Du travail plein les papilles ! Voilà en gros le résumé du mois d’avril passé lors duquel j’ai été confronté à 95 nouvelles bières dont plus du tiers lors des 12ème Solothurner Biertage.

Parmi les 13 pays représentés, c’est bien évidemment la Suisse qui écrase tous les autres et pour une fois non seulement sur le plan quantitatif (59), mais également qualitatif (j’y reviens plus tard). La Belgique avec 8 bières et le Danemark avec 5 arrivent loin derrière. A noter la présence d’un pays inhabituel, l’Irlande, avec deux bières de la brasserie Trouble, une de celle de Carlow et une autre de Galway Hooker. Mais surtout deux nouveaux pays (158ème et 159ème): le Mozambique avec la Laurentina Clara et Saint-Vincent-et-les-Grenadines avec la Hairoun ! La première nommée était totalement buvable, soi dit en passant, ce qui constitue déjà un exploit lorsqu’on parle de cette catégorie. Je ne m’étendrai pas par contre sur la Hairoun …

Or donc, la chasse aux bières suisses a été particulièrement florissante ! Je vais commencer d’abord par les nouvelles brasseries, qui ont été au nombre de cinq.

Tout d’abord Burg Braui situé à Gurzelen dans le canton de Berne et nouveau membre de l’excellente “mafia” thounoise. Je vous en dirai plus sur cette brasserie lorsque j’aurai goûté leurs autres bières, mais la Simcoe était déjà prometteuse. De même avec les Argoviens de JamesBRÄU (Mühlethal) dont l’Amarillo Cream Ale est fort correcte. La Füürbier des Lucernois de Wipfli-Bräu (Inwil) m’a laissé passablement de marbre et je vais donc attendre d’avoir goûté leurs autres bières avant de formuler mon avis à leur sujet.

RED ALL HDR

Sottobisio Red

Ma rencontre avec les Soleurois d’Oberdörfer Chäuerbräu a commencé sur une fausse note lors de la première journée des Solothurner Biertage, leur Lager étant manifestement salement piquée.

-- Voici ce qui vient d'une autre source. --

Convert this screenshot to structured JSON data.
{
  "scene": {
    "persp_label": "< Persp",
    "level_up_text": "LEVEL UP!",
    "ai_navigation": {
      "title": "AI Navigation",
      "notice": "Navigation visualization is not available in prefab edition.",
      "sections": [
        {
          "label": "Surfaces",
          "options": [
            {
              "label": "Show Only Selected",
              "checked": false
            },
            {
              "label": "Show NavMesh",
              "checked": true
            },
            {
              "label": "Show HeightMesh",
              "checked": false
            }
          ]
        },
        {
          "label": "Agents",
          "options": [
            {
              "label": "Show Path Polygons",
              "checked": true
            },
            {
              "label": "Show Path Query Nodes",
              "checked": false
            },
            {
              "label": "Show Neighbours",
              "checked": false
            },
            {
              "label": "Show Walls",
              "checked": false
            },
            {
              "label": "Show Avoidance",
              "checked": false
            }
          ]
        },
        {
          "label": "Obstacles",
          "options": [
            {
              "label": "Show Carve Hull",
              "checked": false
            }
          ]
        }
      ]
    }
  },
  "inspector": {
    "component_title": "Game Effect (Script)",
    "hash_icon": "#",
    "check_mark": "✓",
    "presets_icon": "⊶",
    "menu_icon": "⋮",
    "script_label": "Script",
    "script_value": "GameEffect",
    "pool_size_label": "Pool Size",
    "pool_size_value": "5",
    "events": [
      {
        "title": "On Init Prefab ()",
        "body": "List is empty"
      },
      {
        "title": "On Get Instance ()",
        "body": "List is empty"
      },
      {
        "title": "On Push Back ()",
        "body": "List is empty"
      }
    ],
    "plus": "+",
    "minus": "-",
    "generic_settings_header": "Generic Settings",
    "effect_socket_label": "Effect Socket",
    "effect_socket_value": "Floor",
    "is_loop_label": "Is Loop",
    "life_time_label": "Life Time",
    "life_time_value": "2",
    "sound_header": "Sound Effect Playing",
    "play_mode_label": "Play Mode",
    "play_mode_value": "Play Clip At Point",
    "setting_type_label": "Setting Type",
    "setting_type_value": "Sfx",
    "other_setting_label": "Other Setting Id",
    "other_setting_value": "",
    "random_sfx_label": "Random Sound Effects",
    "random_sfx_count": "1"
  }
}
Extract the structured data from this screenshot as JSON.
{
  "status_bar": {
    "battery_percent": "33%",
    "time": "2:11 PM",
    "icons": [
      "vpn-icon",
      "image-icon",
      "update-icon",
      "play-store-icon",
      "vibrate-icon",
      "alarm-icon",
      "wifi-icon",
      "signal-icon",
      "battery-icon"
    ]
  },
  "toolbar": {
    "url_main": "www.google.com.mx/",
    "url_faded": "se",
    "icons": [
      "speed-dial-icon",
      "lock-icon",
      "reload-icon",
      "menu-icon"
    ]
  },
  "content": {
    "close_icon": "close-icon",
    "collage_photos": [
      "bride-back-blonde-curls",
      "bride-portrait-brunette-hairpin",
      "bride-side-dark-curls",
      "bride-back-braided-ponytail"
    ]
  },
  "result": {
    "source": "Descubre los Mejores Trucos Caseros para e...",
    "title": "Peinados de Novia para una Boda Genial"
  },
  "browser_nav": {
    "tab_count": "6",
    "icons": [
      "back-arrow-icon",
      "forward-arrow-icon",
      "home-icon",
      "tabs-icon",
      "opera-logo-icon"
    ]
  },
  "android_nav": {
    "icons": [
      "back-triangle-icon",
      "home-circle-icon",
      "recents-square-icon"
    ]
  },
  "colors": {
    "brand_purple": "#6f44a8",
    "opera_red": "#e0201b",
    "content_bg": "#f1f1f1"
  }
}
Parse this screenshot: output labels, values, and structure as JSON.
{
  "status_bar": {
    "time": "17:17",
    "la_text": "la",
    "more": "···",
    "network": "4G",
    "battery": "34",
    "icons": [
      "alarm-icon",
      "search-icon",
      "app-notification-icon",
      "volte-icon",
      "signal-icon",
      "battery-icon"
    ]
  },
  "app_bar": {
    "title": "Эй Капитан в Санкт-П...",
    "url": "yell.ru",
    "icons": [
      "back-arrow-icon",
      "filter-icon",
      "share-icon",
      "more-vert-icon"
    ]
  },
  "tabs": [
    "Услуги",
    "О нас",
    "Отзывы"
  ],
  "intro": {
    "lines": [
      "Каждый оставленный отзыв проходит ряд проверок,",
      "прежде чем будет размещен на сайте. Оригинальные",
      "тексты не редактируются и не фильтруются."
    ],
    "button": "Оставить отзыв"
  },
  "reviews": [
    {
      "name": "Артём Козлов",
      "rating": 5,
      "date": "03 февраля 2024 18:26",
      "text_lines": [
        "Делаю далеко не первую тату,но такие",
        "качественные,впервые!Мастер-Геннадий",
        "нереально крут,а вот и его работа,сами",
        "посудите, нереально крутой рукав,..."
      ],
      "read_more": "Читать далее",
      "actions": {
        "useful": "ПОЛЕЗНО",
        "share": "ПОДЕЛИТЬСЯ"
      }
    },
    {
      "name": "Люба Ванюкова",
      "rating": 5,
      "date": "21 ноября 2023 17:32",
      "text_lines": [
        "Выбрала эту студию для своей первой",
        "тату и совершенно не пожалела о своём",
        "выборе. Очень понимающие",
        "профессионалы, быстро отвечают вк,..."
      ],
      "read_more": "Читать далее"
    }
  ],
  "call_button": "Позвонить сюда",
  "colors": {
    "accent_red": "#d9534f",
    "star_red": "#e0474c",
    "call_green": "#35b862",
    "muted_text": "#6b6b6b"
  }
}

C’est donc avec une certaine crainte que je me suis attaqué à leurs 3 autres produits, qui, heureusement, se sont avérés corrects bien que pas très excitants (si ce n’est la Pfäffer peut-être). Ce n’est que le samedi que je suis revenu sur la Lager – sur un conseil avisé de Richi “SIOS” Leder – pour constater 1) que le premier fût était effectivement un accident et que 2) il y a encore pas mal de laxisme concernant le contrôle de qualité dans ce genre de festival …

Bien qu’ayant entendu certaines critiques à leur sujet, j’ai été personnellement convaincu par les 3 bières de la brasserie tessinoise Sottobisio. La Red m’a laissé la meilleure impression, même si l’on peut certainement discuter de sa classification comme Imperial IPA. Une brasserie à suivre en tous les cas.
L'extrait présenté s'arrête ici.